Published online Sep 14, 2018. doi: 10.3748/wjg.v24.i34.3813
Peer-review started: May 28, 2018
First decision: July 4, 2018
Revised: July 11, 2018
Accepted: July 21, 2018
Article in press: July 21, 2018
Published online: September 14, 2018
Cirrhosis is an increasing cause of morbidity and mortality. Recent studies are trying to clarify the role of microbiome in clinical exacerbation of patients with decompensated cirrhosis. Nowadays, it is accepted that patients with cirrhosis have altered salivary and enteric microbiome, characterized by the presence of dysbiosis. This altered microbiome along with small bowel bacterial overgrowth, through translocation across the gut, is associated with the development of decompensating complications. Studies have analyzed the correlation of certain bacterial families with the development of hepatic encephalopathy in cirrhotics.

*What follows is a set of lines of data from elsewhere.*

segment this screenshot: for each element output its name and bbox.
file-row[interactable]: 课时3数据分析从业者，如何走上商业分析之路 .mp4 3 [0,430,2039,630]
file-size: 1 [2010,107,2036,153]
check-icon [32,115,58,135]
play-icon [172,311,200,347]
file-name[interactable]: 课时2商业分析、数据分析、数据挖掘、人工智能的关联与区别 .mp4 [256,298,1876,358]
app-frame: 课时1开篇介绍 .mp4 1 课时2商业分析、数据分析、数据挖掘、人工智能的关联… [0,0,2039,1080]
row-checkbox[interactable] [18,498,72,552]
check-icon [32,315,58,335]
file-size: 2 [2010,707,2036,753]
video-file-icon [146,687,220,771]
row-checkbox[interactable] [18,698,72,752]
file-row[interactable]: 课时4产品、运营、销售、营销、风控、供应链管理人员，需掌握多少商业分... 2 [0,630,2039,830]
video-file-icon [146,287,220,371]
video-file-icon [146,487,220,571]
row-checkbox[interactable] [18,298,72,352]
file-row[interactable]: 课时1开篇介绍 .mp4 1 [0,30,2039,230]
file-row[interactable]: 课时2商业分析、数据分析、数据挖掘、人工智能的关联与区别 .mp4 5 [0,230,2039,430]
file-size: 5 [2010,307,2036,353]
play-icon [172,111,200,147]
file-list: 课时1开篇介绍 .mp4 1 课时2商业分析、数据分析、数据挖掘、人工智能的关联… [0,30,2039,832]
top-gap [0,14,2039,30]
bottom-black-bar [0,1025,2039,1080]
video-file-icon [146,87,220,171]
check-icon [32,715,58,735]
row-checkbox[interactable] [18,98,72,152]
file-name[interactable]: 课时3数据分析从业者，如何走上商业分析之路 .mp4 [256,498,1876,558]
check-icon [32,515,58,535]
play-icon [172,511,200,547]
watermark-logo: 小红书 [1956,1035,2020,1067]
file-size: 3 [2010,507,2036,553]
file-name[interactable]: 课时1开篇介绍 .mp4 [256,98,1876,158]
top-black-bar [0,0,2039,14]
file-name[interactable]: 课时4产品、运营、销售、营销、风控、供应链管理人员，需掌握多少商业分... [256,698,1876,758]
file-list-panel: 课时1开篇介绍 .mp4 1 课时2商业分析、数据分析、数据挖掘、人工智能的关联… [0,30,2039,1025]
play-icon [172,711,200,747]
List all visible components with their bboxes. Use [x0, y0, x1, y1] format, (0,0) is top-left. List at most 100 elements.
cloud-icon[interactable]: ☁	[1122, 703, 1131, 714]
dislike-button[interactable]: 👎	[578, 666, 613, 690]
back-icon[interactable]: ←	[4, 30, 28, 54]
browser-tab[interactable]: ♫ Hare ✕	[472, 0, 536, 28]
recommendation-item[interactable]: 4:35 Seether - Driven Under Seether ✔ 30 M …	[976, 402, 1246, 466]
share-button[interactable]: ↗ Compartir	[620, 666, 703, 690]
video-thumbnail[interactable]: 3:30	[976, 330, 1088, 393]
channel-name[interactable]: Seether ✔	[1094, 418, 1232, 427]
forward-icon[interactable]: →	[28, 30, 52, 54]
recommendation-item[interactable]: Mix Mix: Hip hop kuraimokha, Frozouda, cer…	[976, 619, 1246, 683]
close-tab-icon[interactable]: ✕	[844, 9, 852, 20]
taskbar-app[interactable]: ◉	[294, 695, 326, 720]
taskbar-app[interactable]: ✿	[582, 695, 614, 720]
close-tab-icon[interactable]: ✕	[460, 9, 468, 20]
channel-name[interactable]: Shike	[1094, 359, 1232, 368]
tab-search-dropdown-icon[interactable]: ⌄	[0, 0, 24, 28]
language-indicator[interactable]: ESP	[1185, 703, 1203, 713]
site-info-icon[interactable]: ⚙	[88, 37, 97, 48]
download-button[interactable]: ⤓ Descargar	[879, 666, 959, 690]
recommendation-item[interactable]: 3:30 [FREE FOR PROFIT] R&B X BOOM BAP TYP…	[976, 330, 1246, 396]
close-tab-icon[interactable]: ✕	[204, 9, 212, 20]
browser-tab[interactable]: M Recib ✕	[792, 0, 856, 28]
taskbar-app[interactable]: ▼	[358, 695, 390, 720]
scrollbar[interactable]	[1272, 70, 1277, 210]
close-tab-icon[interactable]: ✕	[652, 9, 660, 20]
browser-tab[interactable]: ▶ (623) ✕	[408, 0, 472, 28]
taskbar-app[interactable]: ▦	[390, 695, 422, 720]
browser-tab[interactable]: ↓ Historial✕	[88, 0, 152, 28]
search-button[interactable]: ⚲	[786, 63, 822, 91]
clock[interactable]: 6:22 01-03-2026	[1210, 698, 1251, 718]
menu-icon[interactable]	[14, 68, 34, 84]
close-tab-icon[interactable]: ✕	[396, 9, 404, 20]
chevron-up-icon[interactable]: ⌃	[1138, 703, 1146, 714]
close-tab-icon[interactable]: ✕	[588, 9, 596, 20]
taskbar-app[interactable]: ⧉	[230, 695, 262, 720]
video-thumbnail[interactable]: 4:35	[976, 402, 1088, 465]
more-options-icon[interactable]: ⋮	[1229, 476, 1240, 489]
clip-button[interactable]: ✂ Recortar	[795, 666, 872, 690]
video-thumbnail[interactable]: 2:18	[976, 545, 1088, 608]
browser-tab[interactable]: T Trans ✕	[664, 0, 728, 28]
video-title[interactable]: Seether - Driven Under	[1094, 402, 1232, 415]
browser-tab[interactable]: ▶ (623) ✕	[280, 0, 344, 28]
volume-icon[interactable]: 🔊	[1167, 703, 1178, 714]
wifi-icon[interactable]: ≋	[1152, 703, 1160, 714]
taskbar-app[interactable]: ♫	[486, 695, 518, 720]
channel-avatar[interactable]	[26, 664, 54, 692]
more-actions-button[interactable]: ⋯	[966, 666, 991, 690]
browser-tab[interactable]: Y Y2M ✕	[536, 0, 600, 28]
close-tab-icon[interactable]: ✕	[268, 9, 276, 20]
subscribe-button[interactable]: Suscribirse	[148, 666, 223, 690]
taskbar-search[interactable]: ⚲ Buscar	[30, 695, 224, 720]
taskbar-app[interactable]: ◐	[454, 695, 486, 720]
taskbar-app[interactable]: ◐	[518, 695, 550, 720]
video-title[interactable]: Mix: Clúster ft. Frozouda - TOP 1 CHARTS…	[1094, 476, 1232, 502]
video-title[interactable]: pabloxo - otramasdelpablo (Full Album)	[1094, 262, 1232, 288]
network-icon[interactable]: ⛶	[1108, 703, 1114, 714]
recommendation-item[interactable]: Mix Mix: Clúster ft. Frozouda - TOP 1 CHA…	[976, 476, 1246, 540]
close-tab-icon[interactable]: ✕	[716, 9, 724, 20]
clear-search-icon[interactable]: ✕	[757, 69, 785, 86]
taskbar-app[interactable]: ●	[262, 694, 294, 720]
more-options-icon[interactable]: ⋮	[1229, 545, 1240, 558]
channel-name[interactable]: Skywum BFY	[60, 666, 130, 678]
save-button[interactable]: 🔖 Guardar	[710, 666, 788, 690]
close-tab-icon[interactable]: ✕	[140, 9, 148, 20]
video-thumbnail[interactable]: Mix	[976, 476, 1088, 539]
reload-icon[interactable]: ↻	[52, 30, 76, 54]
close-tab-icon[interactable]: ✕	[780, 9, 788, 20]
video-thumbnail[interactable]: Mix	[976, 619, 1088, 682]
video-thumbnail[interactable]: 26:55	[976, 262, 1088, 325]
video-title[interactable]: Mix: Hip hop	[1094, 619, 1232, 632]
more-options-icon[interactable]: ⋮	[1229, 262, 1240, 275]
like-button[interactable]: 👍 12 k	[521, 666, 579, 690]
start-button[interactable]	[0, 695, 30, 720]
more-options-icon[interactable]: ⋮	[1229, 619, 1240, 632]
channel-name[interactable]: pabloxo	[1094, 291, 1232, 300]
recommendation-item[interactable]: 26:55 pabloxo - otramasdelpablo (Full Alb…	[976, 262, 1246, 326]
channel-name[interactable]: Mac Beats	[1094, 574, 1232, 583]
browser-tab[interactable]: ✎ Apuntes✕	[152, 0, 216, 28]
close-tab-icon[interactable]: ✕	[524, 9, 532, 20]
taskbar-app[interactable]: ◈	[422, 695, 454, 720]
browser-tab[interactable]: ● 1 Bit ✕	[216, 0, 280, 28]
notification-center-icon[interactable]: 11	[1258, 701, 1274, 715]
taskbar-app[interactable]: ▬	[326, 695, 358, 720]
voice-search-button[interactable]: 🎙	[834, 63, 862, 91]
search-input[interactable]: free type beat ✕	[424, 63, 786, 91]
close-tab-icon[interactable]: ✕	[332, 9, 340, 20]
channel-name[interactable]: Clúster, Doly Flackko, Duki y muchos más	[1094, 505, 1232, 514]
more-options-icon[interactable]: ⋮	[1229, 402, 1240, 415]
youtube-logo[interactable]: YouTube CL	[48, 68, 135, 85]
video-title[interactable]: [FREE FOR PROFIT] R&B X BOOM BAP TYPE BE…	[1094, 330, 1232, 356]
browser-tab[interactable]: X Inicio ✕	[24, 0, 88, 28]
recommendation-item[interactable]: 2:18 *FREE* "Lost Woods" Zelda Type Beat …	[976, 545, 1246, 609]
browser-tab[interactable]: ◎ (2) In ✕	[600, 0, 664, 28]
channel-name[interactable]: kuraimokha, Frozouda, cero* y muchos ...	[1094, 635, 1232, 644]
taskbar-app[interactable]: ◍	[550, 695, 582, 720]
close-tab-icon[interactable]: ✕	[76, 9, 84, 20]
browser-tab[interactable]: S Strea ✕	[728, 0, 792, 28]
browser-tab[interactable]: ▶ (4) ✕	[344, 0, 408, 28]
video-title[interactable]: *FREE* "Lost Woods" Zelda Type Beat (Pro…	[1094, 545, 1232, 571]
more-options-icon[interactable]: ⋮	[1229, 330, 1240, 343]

In general, stool and saliva dysbiosis with reduction of autochthonous bacteria in patients with cirrhosis incites changes in bacterial defenses and higher risk for bacterial infections, such as spontaneous bacterial peritonitis, and sepsis. Gut microbiome has even been associated with oncogenic pathways and under circumstances might promote the development of hepatocarcinogenesis. Lately, the existence of the oral-gut-liver axis has been related with the development of decompensating events. This link between the liver and the oral cavity could be via the gut through impaired intestinal permeability that allows direct translocation of bacteria from the oral cavity to the systemic circulation. Overall, the contribution of the microbiome to pathogenesis becomes more pronounced with progressive disease and therefore may represent an important therapeutic target in the management of cirrhosis.
Core tip: Human microbiome of the oral-gut-liver axis is implicated in the progression of hepatic diseases and the development of decompensated events. Its significance over diagnostic, prognostic and therapeutic possibilities drives a new era in the management of patients with cirrhosis.